Digitizing the Cumulative Bibliography
By Stephen P. Weldon
Over the next couple of years, one of the goals of this blog will be to document the efforts that I and others are taking to build the Isis Platform I discussed in my last post. I do this in part to show how a project of this sort gets built and to highlight the work of the many people involved in it. I also do it because I’m hoping that readers of the blog might be able to offer ideas as we proceed that will help us avoid pitfalls and take paths we might not have thought about.
I will begin by taking you to the OU Libraries’ new Digitization Lab where the staff there are photographing and digitizing the printed Isis Bibliographies from 1913 to 1975. The DigiLab was installed last year by the library dean Rick Luce in order to ensure that the University would have the tools to support its faculty in the 21st-century information-rich environment. The staff there, under the direction of Brian Shults and Barbara Laufersweiler, are working on projects from around the University.
My project for the DigiLab is to have them extract readable text from the print bibliographies so that I can then incorporate those entries into the Isis dataset. The data splits sharply between pre-digital and “born digital.” The year 1974 is the dividing line. Not until that year did John Neu begin entering citations into a database using home-grown software; and this was done initially simply to facilitate the creation of a printed book. Of course, as soon as it became possible to distribute the data in electronic form, all of the post-1974 data could be used. Now it is time to go back to the pre-digital bibliography and turn sixty years of legacy data into a machine-readable digital form and add it to the Isis dataset.
We are lucky, however, that we don’t have to go back to each volume of Isis and do each bibliography separately. In the late 1960s, the History of Science Society hired the British librarian Magda Whitrow to compile and publish a printed cumulation of the first half-century of the CBs. It took Whitrow fifteen years to accomplish this feat, but it was so successful, that John Neu continued producing these cumulations in ten-year intervals after that.
This means that I need only go to eight volumes of cumulated bibliographies (6 for the 1913-1965 cumulation, and 2 for the 1966-1975 cumulation) in order to extract the citations that I am looking for. Nonetheless, the task is still daunting. Those eight volumes contain nearly 4,350 pages and over 140,000 citations by my estimation. It’s a lot of work. So I am grateful for the new state-of-the-art digitization facility on the third floor of Bizzell Library.
In the first image above, you see Rick Schultz operating the Kabis book scanner that can photograph up to 2,000 pages per hour. The book rests in a cradle that holds it open at about 45 degrees. The machine has two cameras that photograph opposite pages simultaneously, and a mechanical arm that turns each page one-by-one by reaching across the carriage and grabbing a single sheet with its vacuum head—as you see here in the photo. Rick is a photography student in the OU fine arts department who works part time at the Lab.
In the next photograph, Emily Grimes (an English B.A. now studying Computer Science) is working with the OCR software.

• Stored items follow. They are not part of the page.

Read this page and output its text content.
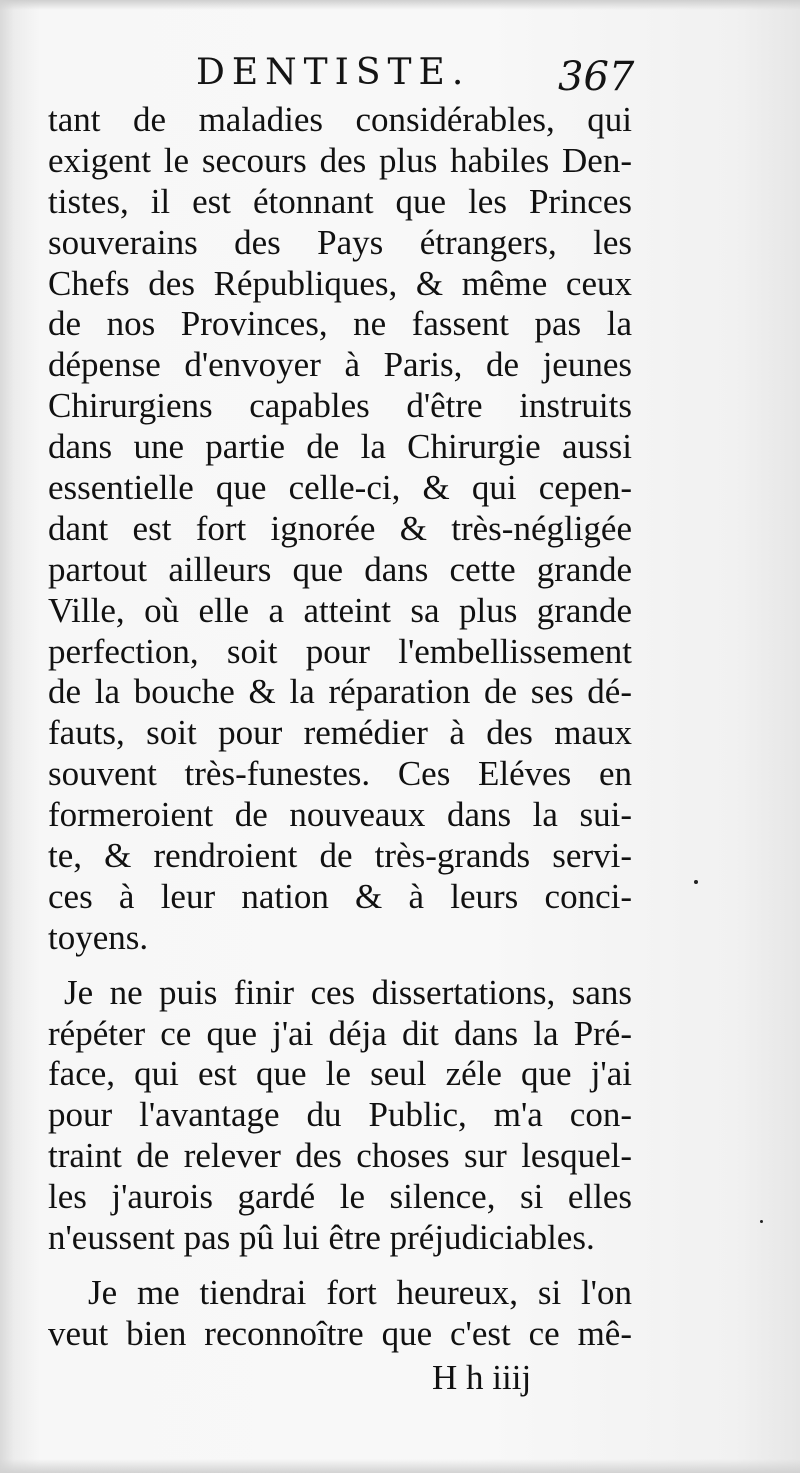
DENTISTE. 367
tant de maladies considérables, qui
exigent le secours des plus habiles Den-
tistes, il est étonnant que les Princes
souverains des Pays étrangers, les
Chefs des Républiques, & même ceux
de nos Provinces, ne fassent pas la
dépense d'envoyer à Paris, de jeunes
Chirurgiens capables d'être instruits
dans une partie de la Chirurgie aussi
essentielle que celle-ci, & qui cepen-
dant est fort ignorée & très-négligée
partout ailleurs que dans cette grande
Ville, où elle a atteint sa plus grande
perfection, soit pour l'embellissement
de la bouche & la réparation de ses dé-
fauts, soit pour remédier à des maux
souvent très-funestes. Ces Eléves en
formeroient de nouveaux dans la sui-
te, & rendroient de très-grands servi-
ces à leur nation & à leurs conci-
toyens.
Je ne puis finir ces dissertations, sans
répéter ce que j'ai déja dit dans la Pré-
face, qui est que le seul zéle que j'ai
pour l'avantage du Public, m'a con-
traint de relever des choses sur lesquel-
les j'aurois gardé le silence, si elles
n'eussent pas pû lui être préjudiciables.
Je me tiendrai fort heureux, si l'on
veut bien reconnoître que c'est ce mê-
H h iiij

The library has purchased ABBYY to transform the PDF pages into computer readable text. There are a number of challenges here, but Emily is studying the results quite closely to maximize the accuracy.
OCR is especially tricky for the bibliography because a vast number of languages appear in the cited works—Sarton and his successors have drawn citations from all over the world. This means that we are awash in diacritics! It is raining macrons, breve marks, ogoneks, and cedillas—not always the friendliest weather for OCR work (see figure). But under Emily’s guidance, ABBYY is coping pretty well, though she continues to tinker with it in order to drop the error rate as much as possible.
Along the way, we are looking for easy-to-catch misreadings that can be detected and changed by writing some smart algorithms to deal with the converted text once it is exported into a database.
Of course, this is only the first step. As we move forward, we’ll face the challenge of parsing the data. But that’s a topic for another post.